A trio of works treats Egypt and the Arabian Gulf. In Alexandrian Cosmopolitanism Hala Halim scrutinizes literary images of Egypt’s “second city.” Beth Baron’s new volume, The Orphan Scandal, revisits the growth of the early Muslim Brotherhood. Miriam Belli’s An Incurable Past examines the social and cultural memory of the Nasser era through a set of vernacular lenses. The Superlative City unpacks neoliberal urbanism and spatial history of Dubai. Tribal Modern seeks to augment familiar statist political histories of the region by excavating its transformations in cultural production and circulation. Rounding out the group, Abed Takriti’s award-winning account of Dhufar’s Monsoon Revolution breaks with both counterinsurgency and statist frames of Omani history to unfurl the dynamic life of armed anticolonial, anti-absolutist struggle on the edge of the Indian Ocean.

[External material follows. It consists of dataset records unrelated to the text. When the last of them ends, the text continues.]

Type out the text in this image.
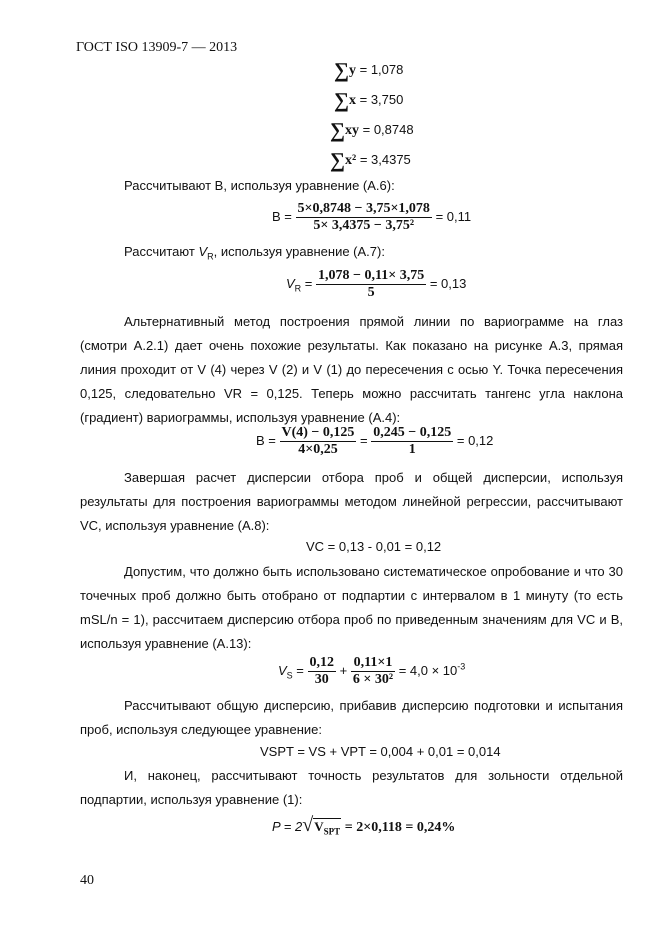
ГОСТ ISO 13909-7 — 2013
∑y = 1,078
∑x = 3,750
∑xy = 0,8748
∑x² = 3,4375
Рассчитывают В, используя уравнение (А.6):
$В = \frac{5\times 0,8748 - 3,75\times 1,078}{\text{5× 3,4375 − 3,75²}} = 0,11$
Рассчитают $V_R$, используя уравнение (А.7):
$V_R = \frac{1,078 - 0,11\times 3,75}{5} = 0,13$
Альтернативный метод построения прямой линии по вариограмме на глаз (смотри А.2.1) дает очень похожие результаты. Как показано на рисунке А.3, прямая линия проходит от V (4) через V (2) и V (1) до пересечения с осью Y. Точка пересечения 0,125, следовательно VR = 0,125. Теперь можно рассчитать тангенс угла наклона (градиент) вариограммы, используя уравнение (А.4):
$В = \frac{V(4) - 0,125}{4\times 0,25} = \frac{0,245 - 0,125}{1} = 0,12$
Завершая расчет дисперсии отбора проб и общей дисперсии, используя результаты для построения вариограммы методом линейной регрессии, рассчитывают VC, используя уравнение (А.8):
VC = 0,13 - 0,01 = 0,12
Допустим, что должно быть использовано систематическое опробование и что 30 точечных проб должно быть отобрано от подпартии с интервалом в 1 минуту (то есть mSL/n = 1), рассчитаем дисперсию отбора проб по приведенным значениям для VC и В, используя уравнение (А.13):
$V_S = \frac{0,12}{30} + \frac{0,11\times 1}{\text{6 × 30²}} = 4,0 \times 10^{-3}$
Рассчитывают общую дисперсию, прибавив дисперсию подготовки и испытания проб, используя следующее уравнение:
VSPT = VS + VPT = 0,004 + 0,01 = 0,014
И, наконец, рассчитывают точность результатов для зольности отдельной подпартии, используя уравнение (1):
$P = 2√V_{SPT} = 2\times 0,118 = 0,24\%$
40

Another group of works attests to the growth of transnational modes of inquiry. James Gelvin and Nile Green’s edited volume, Global Muslims in the Age of Steam and Print, “opens up new space to rethink the meaning and timing of globalization.” Isa Blumi’s Ottoman Refugees questions the prevailing sectarian and ethno-national narratives of the late Ottoman Empire. T.J. Demos shows how a range of regional and diasporic artists focused on these subjects have aimed at “intervening in the global cultural imaginary, representing the stateless and unrepresentable, and generating an oppositional element in zones of conflict.” The edited volume Business Politics in the Middle East, featuring venerable and younger scholars of regional political economy, joins recent notable literature on the study of Middle Eastern capitalism and the “social and political influence of new Middle Eastern capitalists,” using the increasing weight of business classes to examine questions of state-society relations and economic policy-making. Two review essays close out the section. Nadine Naber’s discussion of Lila Abu-Lughod’s Do Muslim Women Need Saving? and Karima Bennoune’s Your Fatwa Does Not Apply Here deconstructs the persistence of Orientalist feminism. From a different vantage point, Alex Winder also interrogates Middle Eastern modernity, scanning a set of works on pre-Nakba Palestine that touch on gender and subjectivity, religion and national belonging, the life of the bourgeoisie, and the historical impact of radio technology.